I like to think of the Bible as God's letter to us. In it, He reveals His character, His creative power, His love for His people, and His plans and purposes for their future. In places, the perceptive reader can almost catch the scent of His perfume. Elsewhere, divine tears surely stain the pages. The narrative is rich and full. The Author did not mince His words to capture some market. Rather, He reveals His heart to capture ours.
Then why, upon completion of the Hebrew Bible, does the reader have the sense that the story is not finished? No doubt, because we are left to ponder prophecies unfulfilled: regarding the Messiah, and regarding the redemption and restoration of Israel.
Is it not true that the writer of a letter has the right to add a postscript? or even to follow up with a subsequent letter to keep the reader up to date as events unfold?
It puzzles me, then, that some are so violently opposed to considering a volume that claims to be the continuation of God's letter. Yes, I am aware of the warning: "Every word of God is pure, He is a shield unto them that put their trust in Him. Add thou not unto His words, lest He reprove thee, and thou be found a liar." [Proverbs 30:5,6] This prohibition is against counterfeit scriptures, letters written in God's name, but without His authorization or signature. There is no shortage of such so-called holy writings, which are false. They are the work of the Deceiver, who is a liar and the father of lies. But, there is nothing in this passage that forbids God from adding pure words to pure. If He were to do so, we would expect His new words to flow from the former. Their purpose would not be to change or correct, but rather to complete the message already transmitted.
The Torah was given to us by God through Moses. It was God's Word to His people: complete in itself, to be kept in the heart, taught to the children, and lived out in every area of our earthly walk. Yet, the Lord told Moses that there would be revelation beyond his writings: "I will raise them up a Prophet from among their brethren, like unto thee, and will put My Words in his mouth, and he shall speak unto them all that I shall command him." [Deuteronomy 18:18] Moses, the Law giver, would be followed by a greater Prophet bringing God's Word to His people.
In the passage from Proverbs referred to previously, God raises some questions. Don't you suppose He intended to answer them? "Who hath ascended up into Heaven, or descended? Who hath gathered the wind in His fists? Who hath bound the waters in a garment? Who hath established all the ends of the earth? What is His Name, and what is His Son's Name, if thou canst tell?" [Proverbs 30:4]
In a later volume, we read this reply: "No man hath ascended up to Heaven, but he that came down from Heaven, even the son of man which is in Heaven." "No man hath seen God at any time, the only begotten son, which is in the bosom of the Father, he hath declared Him." [John 3:13; 1:18] This is the subject matter of the New Covenant (often referred to as the New Testament), from which these lines were quoted.
But, you say, we have no need for any new covenant. Sinai's law still stands.
True, the Law cannot be broken. Yet, to the Torah, which also prohibits unauthorized additions [Deuteronomy 12:32], God added the Psalms and the Prophets.
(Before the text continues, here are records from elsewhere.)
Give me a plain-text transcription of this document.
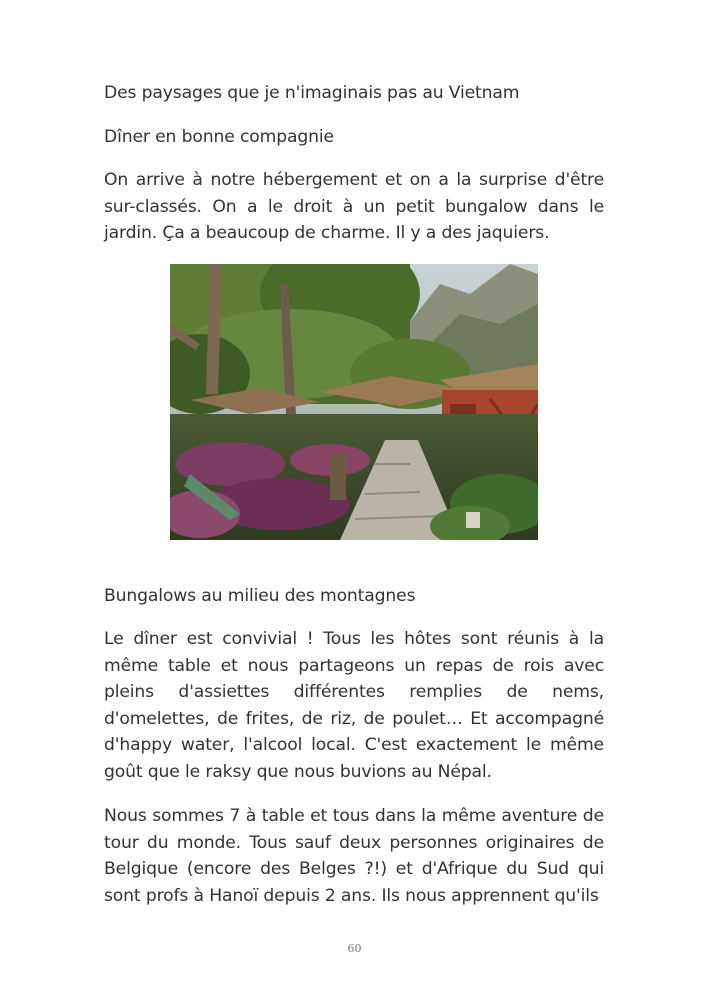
Des paysages que je n'imaginais pas au Vietnam

Dîner en bonne compagnie

On arrive à notre hébergement et on a la surprise d'être sur-classés. On a le droit à un petit bungalow dans le jardin. Ça a beaucoup de charme. Il y a des jaquiers.

Bungalows au milieu des montagnes

Le dîner est convivial ! Tous les hôtes sont réunis à la même table et nous partageons un repas de rois avec pleins d'assiettes différentes remplies de nems, d'omelettes, de frites, de riz, de poulet… Et accompagné d'happy water, l'alcool local. C'est exactement le même goût que le raksy que nous buvions au Népal.

Nous sommes 7 à table et tous dans la même aventure de tour du monde. Tous sauf deux personnes originaires de Belgique (encore des Belges ?!) et d'Afrique du Sud qui sont profs à Hanoï depuis 2 ans. Ils nous apprennent qu'ils

60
They spoke in harmony with, and passed the tests required by the Law [Deut. 13:1-5].
Listen to the words of one of them: "Behold, the days come, saith the Lord, that I will make a new covenant with the house of Israel and with the house of Judah: not according to the covenant that I made with their fathers in the day that I took them by the hand to bring them out of the land of Egypt; which my covenant they brake, although I was an husband unto them, saith the Lord: But this shall be the covenant that I will make with the house of Israel; After those days, saith the Lord, I will put my law in their inward parts, and write it in their hearts; and will be their God, and they shall be my people. And they shall teach no more every man his neighbor, and every man his brother, saying, Know the Lord; for they shall all know me from the least of them unto the greatest of them, saith the Lord; for I will forgive their iniquity, and I will remember their sin no more." [Jeremiah 31:31-34]
It was to this, that Yeshua made reference, at his last Seder before his sacrifice for sin. "This cup," he said, "is the New Covenant in my blood, which is shed for you." [Luke 22:20]
Was what he initiated that day new in the sense of being a departure from God's original intent? Or, was it, rather, the next phase of His plan foretold? David recorded the sound of the son's voice: "Then said I, Lo, I come, in the volume of the book it is written of me, I delight to do thy will O my God, yea thy law is within my heart." [Psalm 40:7,8]
His voice has not changed in the later volume. Listen: "Think not that I am come to destroy the law or the prophets: I am not come to destroy, but to fulfill." [Matthew 5:17]
When God fulfills a promise, will He keep secret the news?
You really ought to read the rest of the story.